De inmediato, tras el atentado de Barcelona, surgieron los almuecines de la cristiandad, los banderines de enganche de la Reconquista, siempre prestos para la lucha, con la condición de que la lucha, personalmente, les pille bien lejos. El primero de ellos, Isabel San Sebastián, ni siquiera se molestó en expurgar el anacronismo cuando escribió, en un tuit incendiario, que a los musulmanes ya los habíamos expulsado una vez y que ahora nos tocaba la segunda. Recordaba a Torrente en la escena del avión, cuando empieza a mascullar: “Morosssss, morossss“. No especificó si los islamistas de la época eran los Almohades, los Almorávides, los Benimerines o el Califato de Córdoba, pero quedaba claro que ella misma se reservaba el papel de Isabel la Católica, quien, según la leyenda, prometió no ducharse hasta la toma de Granada. El mensaje fue ampliamente respaldado por la cofradía habitual del Capitán Trueno.
Habría que ver cuántos de estos bravucones radiofónicos, de tener la oportunidad de marchar a Siria a combatir con un fusil en la mano, no declinarían amablemente la invitación por motivos de edad, de salud, defectos físicos o cuestiones de agenda. Con no menos celeridad intentarían que tampoco sus hijos aprovecharan para ponerse en primera línea de batalla, más que nada porque el enemigo no suele preguntar por el currículum, la cuenta corriente o el enchufe. Son soldaditos de fogueo, clavaditos a aquellos vecinos meticones de Sin perdón, los cuales, durante el tiroteo final, tras la arenga homicida de William Munny, le señalan al alguacil la amenazadora sombra tras la lluvia, y cuando el alguacil les ofrece la escopeta para que prueben puntería, ellos dicen que no, que son más de no dar trigo.
En efecto, el 99% de quienes dicen “tenemos que pelear” contra los moros, en realidad lo que quieren decir es que pelee otro. Son españoles hasta la médula para cualquier cosa excepto para eso de derramar sangre por la patria, donde no les importa que la sangre sea de importación, de magrebíes o de sudamericanos. Recuerdo una de esas afables tertulias de Intereconomía en las que se me ocurrió comentar que quienes más ansia tienen por empezar una guerra suelen ser no sólo cobardes certificados sino aficionados sin la menor idea de lo que es una guerra. Cité al general Norman Schwarzkopf, comandante en jefe de las fuerzas de la Coalición en la primera Guerra del Golfo, quien criticó agriamente la intervención estadounidense en la segunda y el entusiasmo bélico del presidente Bush Jr. con una frase mítica: “Este hombre es peligroso, le gusta la guerra”. Comenté de pasada que, al igual que otros muchos alabarderos de las armas y fanáticos de la mano dura, el ínclito José María Aznar se había librado del servicio militar quizá por exceso de bigote. Fue entonces cuando saltó como un resorte Gustavo de Arístegui preguntándome en cuántas guerras había estado hasta la fecha. Le respondí que una de mis prioridades diarias, desde el momento en que me levanto de la cama, consiste en intentar no acudir a ninguna guerra; yo, a diferencia de él, por aquella época veraneaba en Benidorm, no en Oriente Medio.

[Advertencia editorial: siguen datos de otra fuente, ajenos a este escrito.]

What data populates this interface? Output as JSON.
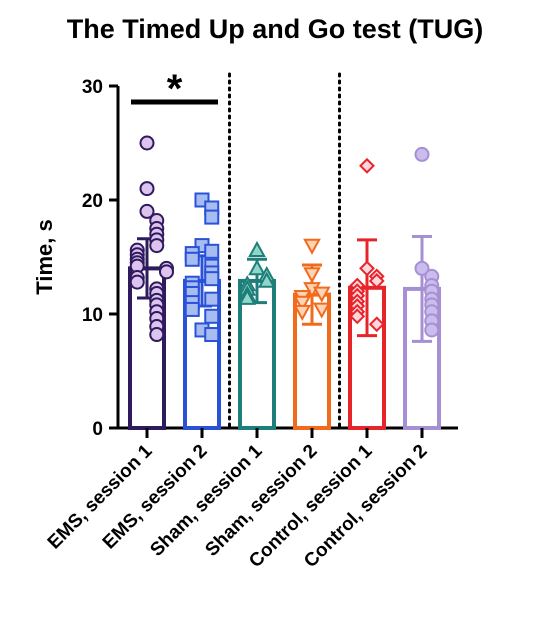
{
  "chart_data": {
    "type": "bar",
    "title": "The Timed Up and Go test (TUG)",
    "ylabel": "Time, s",
    "xlabel": "",
    "ylim": [
      0,
      30
    ],
    "yticks": [
      0,
      10,
      20,
      30
    ],
    "grid": false,
    "legend": "none",
    "categories": [
      "EMS, session 1",
      "EMS, session 2",
      "Sham, session 1",
      "Sham, session 2",
      "Control, session 1",
      "Control, session 2"
    ],
    "values": [
      14.0,
      12.9,
      12.9,
      11.7,
      12.3,
      12.2
    ],
    "error": [
      2.6,
      2.2,
      1.9,
      2.6,
      4.2,
      4.6
    ],
    "colors": [
      "#2e1a5c",
      "#2a52d8",
      "#1e7f7a",
      "#f26a1b",
      "#e8242b",
      "#a78fd3"
    ],
    "marker_fills": [
      "#dcc4ee",
      "#a7bdf2",
      "#8fd6c8",
      "#ffd3b6",
      "#ffd6dd",
      "#c9bdee"
    ],
    "markers": [
      "circle",
      "square",
      "triangle-up",
      "triangle-down",
      "diamond",
      "circle"
    ],
    "points": [
      [
        25,
        21,
        19,
        18.2,
        17.5,
        17,
        16.5,
        16,
        15.6,
        15.2,
        14.8,
        14.5,
        14.2,
        14,
        13.7,
        13.2,
        12.8,
        12.2,
        11.8,
        11.2,
        10.8,
        10.2,
        9.6,
        8.9,
        8.2
      ],
      [
        20,
        19.3,
        18.5,
        16,
        15.5,
        15.3,
        14.8,
        14.2,
        13.6,
        13.1,
        12.7,
        12.3,
        11.8,
        11.3,
        11.0,
        10.4,
        9.8,
        8.6,
        8.2
      ],
      [
        15.6,
        14,
        13.4,
        12.9,
        12.6,
        12.2,
        11.7,
        11.4
      ],
      [
        16,
        13.5,
        12.2,
        11.8,
        11.5,
        11,
        10.4,
        10.2
      ],
      [
        23,
        14,
        13.3,
        12.9,
        12.5,
        12.0,
        11.6,
        11.1,
        10.7,
        10.2,
        9.8,
        9.1
      ],
      [
        24,
        14,
        13.3,
        12.5,
        12.0,
        11.3,
        10.8,
        10.2,
        9.4,
        8.6
      ]
    ],
    "significance": {
      "between": [
        0,
        1
      ],
      "label": "*"
    },
    "separators_after": [
      1,
      3
    ]
  }
}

El uno por ciento restante está compuesto íntegramente por José Manuel Soto, el audaz cantante sevillano, quien ha lanzado una proclama en su cuenta de twitter donde reclama en primera persona del plural y del singular el reinicio de las Cruzadas. “Yo prefiero pelear” dice Soto, sin especificar si va a hacerlo en directo o en playback, con micrófono o a pelo. Desde el Ministerio de Defensa, Cospedal está planeando bombardear al ISIS con discos de José Manuel Soto, si es que lo permite el Protocolo de Ginebra sobre armas químicas y biológicas.